O acordo entre Liverpool e Google Deep Mind fez com que o clube inglês abastecesse as máquinas da gigante de tecnologia com toneladas de dados colhidos em anos anteriores. Dados captados por GPS, análise computadorizada de jogadas com o uso de algoritmos e informações sobre movimentação e desempenho físico dos jogadores. O desafio dos pesquisadores é oferecer cenários de previsão que possam se aproximar o máximo possível da realidade. Principalmente em relação ao comportamento dos atletas. Situações como para que lado um defensor corre em determinado tipo de jogada, e para qual região do campo costumam ser feitos lançamentos de certos jogadores.
Segundo reportagem da revista especializada em tecnologia “Wired”, de 2021, as pesquisas feitas pelo Google Deep Mind analisaram mais de dez mil cobranças de penalidades máximas no futebol europeu, dividindo os cobradores em categorias por estilo de cobrança, numa tentativa de prever como seriam os chutes. Esses dados trouxeram informações como a eficiência dos chutes direcionados para o lado mais forte dos batedores. Exemplo: destros batem no lado esquerdo dos goleiros, direito deles, batedores.

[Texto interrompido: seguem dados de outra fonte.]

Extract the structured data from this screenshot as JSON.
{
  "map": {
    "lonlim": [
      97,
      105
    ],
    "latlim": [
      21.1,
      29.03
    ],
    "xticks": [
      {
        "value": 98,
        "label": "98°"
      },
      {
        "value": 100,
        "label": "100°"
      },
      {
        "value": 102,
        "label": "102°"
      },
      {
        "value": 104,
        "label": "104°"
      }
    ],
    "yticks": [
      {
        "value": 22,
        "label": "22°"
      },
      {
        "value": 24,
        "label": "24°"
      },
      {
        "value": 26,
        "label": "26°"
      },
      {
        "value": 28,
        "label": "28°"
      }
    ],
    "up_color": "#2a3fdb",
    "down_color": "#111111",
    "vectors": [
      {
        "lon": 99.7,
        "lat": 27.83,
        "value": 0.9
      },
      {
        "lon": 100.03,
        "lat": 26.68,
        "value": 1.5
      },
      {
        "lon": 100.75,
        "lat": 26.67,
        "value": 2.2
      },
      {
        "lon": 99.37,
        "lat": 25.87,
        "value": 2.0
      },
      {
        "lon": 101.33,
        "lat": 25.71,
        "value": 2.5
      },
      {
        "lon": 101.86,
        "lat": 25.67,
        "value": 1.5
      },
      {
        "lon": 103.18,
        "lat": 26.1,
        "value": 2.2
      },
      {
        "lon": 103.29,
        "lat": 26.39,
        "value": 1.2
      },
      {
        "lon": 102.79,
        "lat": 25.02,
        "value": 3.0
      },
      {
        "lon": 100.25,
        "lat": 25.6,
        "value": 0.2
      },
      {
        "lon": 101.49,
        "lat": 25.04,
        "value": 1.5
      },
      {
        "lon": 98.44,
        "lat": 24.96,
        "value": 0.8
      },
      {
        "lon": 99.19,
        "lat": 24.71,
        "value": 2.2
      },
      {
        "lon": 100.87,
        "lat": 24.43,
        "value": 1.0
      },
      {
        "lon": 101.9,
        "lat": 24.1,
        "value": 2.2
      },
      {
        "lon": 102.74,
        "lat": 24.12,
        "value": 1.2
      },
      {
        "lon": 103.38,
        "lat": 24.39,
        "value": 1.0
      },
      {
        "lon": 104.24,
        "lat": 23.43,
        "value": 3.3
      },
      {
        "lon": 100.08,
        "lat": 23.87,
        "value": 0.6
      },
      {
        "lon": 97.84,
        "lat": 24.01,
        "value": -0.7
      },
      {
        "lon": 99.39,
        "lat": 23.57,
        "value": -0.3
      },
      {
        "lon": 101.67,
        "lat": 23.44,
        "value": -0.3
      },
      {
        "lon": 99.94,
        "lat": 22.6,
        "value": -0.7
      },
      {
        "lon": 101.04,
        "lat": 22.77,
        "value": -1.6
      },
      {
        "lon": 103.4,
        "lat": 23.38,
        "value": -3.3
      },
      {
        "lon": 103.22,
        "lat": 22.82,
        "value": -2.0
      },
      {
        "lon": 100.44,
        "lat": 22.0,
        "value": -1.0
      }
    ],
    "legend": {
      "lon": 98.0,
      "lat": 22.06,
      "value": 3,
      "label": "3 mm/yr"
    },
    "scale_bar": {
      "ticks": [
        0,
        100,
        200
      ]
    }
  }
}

Cientistas que trabalham com números, os pesquisadores buscam uma aproximação menos enviesada do futebol. Segundo eles, a rapidez na análise dos dados produzidos pode indicar padrões diferentes daqueles que são adotados por treinadores por causa de preferências pessoais ou de estilo de jogo ou mesmo por experiência acumulada e, vá lá, oura teimosia ou superstição. Não se trata, de acordo com os cientistas ouvidos pela “Wired”, de robotizar o jogo, mas de otimizar o desempenho humano no futebol.

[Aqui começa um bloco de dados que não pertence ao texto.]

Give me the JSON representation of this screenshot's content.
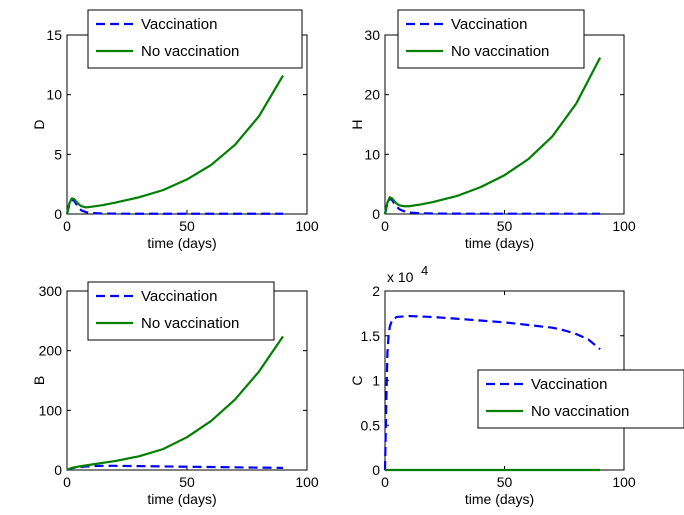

Um artigo publicado pelo portal “Medium”, assinado por Darren Taylor, alerta para a mudança que está por vir nos próximos cinco anos na área da contratação de jogadores. Por mais que empresários tenham poder hoje e através de suas influências determinem o rumo de transações milionárias, com a evolução da tecnologia isso tende a mudar dramaticamente. Graças à precisão e rapidez na análise dos dados, os pesquisadores acreditam que as indicações de atletas serão menos tendenciosas e será possível prever a capacidade de evolução de jovens talentos. Isso pode alterar a ordem de forças do futebol mundial. Em vez de acordos com grandes empresários, pode ser mais negócio investir em máquinas capazes de indicar contratações com base em dados quânticos.
A IA pode vir a ser, inclusive, uma versão em bytes do famoso Vizinho do Abel Ferreira (referência a uma brincadeira do treinador do Palmeiras em relação a críticas de torcedores e jornalistas). Com base em análise de dados por IA será possível oferecer aos treinadores um painel de possibilidades estratégicas que vão desde o sistema de jogo ideal para cada partida ou o esquema tático indicado para determinadas situações.
Resta saber se a Inteligência Artificial adotará o péssimo padrão humano de pedir a cabeça de treinadores a cada sequência de maus resultados. Terão os números e os dados capacidade de bancar trabalhos promissores que tardem em oferecer resultados concretos? Ou sairá mais em conta contratar uma máquina que apresenta a melhor tomada de decisão para um assistente humano? Ah, pode chamar máquina de burra se a orientação der errado?